1. From Pretrained Model

adabmDCA train -m edDCA -d <fasta_file> -p <file_params> -c <file_chains>
  • Requires parameters and chains from a previously trained bmDCA model
  • Applies decimation until target sparsity is reached (up to 10,000 iterations)

2. Train + Decimate (No Input Model)

If -p and -c are omitted, the model is initialized from scratch. A bmDCA is trained first, then decimated automatically.

Key hyperparameters:

  • --gsteps <int>: Parameter updates per decimation step (default: 10)
  • --drate <float>: Fraction of couplings to remove per step (default: 0.01)
  • --density <float>: Target graph density (default: 0.02)
  • --target <float>: Target Pearson correlation (default: 0.95)

🔧 Hyperparameter Tuning

Default values offer a good trade-off between performance and training time for clean MSAs. In other cases, consider adjusting the following:

🚀 Learning Rate (--lr)

  • Default: 0.05
  • Reduce to 0.01 or 0.005 if the training is unstable, does not converge, or yields poor generative models

🔗 Number of Markov Chains (--nchains)

  • Default: 10000
  • Lowering this reduces memory use, but may slow convergence (see Fig. 2)

Figure 2: Evolution of the Pearson correlation coefficient for trainings with a different number of Markov chains. The target pearson is set to 0.95 (black dashed line). Example FASTA

🔄 Monte Carlo Sweeps (--nsweeps)

  • Default: 10
  • Controls the number of full sequence updates between parameter updates
  • Higher values (up to 50) improve chain decorrelation but increase runtime

🧮 Pseudocount Regularization (--pseudocount)

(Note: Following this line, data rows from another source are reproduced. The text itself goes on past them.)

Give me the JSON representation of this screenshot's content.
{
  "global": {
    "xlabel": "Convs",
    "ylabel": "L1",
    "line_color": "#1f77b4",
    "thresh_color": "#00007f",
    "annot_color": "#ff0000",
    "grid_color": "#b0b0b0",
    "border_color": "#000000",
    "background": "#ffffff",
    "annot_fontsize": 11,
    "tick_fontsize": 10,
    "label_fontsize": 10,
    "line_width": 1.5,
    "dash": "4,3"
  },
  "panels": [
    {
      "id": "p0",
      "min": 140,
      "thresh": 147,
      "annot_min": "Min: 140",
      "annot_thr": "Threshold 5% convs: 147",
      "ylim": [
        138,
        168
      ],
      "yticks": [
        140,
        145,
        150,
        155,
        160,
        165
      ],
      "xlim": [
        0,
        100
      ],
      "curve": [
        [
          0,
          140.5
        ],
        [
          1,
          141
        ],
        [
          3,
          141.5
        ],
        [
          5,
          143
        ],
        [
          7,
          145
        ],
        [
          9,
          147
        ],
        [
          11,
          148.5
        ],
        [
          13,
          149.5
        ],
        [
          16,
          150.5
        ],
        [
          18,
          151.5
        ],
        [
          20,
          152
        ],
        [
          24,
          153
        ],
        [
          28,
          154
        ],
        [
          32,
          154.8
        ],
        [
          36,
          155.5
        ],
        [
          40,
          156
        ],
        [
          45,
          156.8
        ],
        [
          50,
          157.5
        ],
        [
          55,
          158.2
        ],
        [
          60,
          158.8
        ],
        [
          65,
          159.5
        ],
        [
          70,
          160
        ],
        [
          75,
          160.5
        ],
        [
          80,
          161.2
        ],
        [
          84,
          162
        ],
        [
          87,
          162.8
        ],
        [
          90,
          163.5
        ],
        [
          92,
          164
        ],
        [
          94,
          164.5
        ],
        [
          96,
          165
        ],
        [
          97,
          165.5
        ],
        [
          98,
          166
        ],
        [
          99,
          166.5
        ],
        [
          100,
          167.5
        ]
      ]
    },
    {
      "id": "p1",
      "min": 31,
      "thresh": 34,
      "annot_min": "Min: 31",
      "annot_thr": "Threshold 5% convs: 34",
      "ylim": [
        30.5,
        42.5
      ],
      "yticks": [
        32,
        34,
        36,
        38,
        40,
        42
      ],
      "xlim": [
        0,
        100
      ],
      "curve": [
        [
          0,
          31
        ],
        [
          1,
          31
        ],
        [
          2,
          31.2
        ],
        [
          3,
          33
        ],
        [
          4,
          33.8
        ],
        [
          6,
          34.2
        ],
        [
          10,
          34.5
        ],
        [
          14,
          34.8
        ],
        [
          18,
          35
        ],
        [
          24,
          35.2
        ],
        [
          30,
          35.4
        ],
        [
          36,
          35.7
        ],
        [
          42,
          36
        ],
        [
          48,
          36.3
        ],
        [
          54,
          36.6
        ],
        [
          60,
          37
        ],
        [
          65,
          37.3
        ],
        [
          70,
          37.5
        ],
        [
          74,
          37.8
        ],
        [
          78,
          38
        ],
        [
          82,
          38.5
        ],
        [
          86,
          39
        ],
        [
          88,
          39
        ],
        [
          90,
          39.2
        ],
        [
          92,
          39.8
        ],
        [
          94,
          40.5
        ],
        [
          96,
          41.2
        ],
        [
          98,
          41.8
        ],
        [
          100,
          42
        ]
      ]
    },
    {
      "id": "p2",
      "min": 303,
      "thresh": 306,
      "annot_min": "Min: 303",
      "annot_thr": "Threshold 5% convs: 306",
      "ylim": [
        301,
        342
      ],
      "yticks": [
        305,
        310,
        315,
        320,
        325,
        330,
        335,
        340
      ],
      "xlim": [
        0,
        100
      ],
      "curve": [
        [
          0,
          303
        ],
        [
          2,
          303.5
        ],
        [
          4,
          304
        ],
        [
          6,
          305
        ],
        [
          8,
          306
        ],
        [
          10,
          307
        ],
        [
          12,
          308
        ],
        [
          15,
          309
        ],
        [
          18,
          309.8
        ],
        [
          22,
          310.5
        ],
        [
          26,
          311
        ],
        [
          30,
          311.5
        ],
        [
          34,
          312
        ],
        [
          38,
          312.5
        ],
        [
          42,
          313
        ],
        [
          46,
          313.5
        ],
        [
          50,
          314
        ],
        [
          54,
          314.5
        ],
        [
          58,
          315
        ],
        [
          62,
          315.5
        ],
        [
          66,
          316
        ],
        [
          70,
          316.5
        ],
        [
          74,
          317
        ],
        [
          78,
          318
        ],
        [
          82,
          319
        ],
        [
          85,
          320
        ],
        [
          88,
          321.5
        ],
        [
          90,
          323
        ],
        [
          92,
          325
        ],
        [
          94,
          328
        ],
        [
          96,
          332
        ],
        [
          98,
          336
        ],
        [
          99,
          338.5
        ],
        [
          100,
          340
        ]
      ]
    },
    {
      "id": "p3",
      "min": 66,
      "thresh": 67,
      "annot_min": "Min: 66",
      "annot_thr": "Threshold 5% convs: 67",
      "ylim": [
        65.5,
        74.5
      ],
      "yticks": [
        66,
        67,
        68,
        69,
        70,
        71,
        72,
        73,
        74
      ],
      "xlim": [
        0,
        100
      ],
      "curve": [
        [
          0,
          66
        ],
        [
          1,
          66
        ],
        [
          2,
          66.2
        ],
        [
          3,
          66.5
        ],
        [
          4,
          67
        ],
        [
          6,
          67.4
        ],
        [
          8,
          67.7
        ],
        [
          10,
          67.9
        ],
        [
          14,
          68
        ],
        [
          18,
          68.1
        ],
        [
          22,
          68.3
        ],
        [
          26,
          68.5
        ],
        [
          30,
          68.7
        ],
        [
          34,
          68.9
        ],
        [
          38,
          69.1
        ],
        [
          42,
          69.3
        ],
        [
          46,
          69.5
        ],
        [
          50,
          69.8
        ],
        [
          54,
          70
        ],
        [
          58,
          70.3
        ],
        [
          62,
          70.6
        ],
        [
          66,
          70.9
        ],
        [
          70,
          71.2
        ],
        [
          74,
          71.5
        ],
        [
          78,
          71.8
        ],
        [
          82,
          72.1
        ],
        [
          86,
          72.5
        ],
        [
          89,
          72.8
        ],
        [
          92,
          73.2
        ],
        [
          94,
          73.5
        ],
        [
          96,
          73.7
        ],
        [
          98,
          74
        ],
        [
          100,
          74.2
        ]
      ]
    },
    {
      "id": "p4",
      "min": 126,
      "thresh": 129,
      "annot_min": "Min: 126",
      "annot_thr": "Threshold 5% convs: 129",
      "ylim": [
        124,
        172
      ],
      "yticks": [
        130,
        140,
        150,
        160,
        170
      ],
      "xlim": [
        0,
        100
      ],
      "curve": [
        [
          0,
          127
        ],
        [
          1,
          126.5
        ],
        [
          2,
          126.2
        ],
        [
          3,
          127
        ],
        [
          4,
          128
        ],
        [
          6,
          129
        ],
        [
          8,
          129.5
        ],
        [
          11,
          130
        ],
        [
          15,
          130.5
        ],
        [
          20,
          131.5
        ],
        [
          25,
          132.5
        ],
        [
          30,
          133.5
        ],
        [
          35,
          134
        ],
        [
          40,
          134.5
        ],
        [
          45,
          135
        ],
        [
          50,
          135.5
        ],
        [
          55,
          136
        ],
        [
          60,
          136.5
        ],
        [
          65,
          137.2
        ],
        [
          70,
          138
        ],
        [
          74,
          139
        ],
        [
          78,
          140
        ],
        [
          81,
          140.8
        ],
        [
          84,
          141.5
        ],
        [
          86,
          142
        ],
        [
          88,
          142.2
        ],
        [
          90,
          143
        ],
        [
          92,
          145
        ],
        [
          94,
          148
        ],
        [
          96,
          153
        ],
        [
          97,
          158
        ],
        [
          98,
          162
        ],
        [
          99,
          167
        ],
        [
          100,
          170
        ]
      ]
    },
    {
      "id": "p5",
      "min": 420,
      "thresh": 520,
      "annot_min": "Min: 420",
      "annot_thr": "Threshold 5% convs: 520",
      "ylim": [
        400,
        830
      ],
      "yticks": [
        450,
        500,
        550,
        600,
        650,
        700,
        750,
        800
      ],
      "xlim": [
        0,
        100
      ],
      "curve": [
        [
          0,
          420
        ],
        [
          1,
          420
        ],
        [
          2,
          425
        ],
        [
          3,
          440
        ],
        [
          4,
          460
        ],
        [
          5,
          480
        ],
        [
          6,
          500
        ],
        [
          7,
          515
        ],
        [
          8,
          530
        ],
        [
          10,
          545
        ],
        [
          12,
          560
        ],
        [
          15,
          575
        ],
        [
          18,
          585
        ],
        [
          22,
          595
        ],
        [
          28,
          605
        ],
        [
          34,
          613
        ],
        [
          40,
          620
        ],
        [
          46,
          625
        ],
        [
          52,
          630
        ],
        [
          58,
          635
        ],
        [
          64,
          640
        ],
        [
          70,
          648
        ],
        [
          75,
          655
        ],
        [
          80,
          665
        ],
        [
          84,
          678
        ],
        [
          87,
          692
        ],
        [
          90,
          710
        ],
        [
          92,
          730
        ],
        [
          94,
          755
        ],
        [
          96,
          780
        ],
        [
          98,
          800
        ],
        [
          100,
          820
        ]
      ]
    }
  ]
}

  • Default: \(\alpha = 1 / M_{\mathrm{eff}}\) (effective number of sequences)
  • Adjust to control the smoothness of empirical frequency estimates
  • \(\alpha = 0\): No regularization
  • \(\alpha = 1\): Flat prior (uniform frequencies)
  • Set manually via --pseudocount <value>

Tip

Choosing optimal hyperparameters depends on your dataset. MSAs with many gaps, high diversity, or strong subfamily structure may require more conservative settings to ensure convergence and good sampling.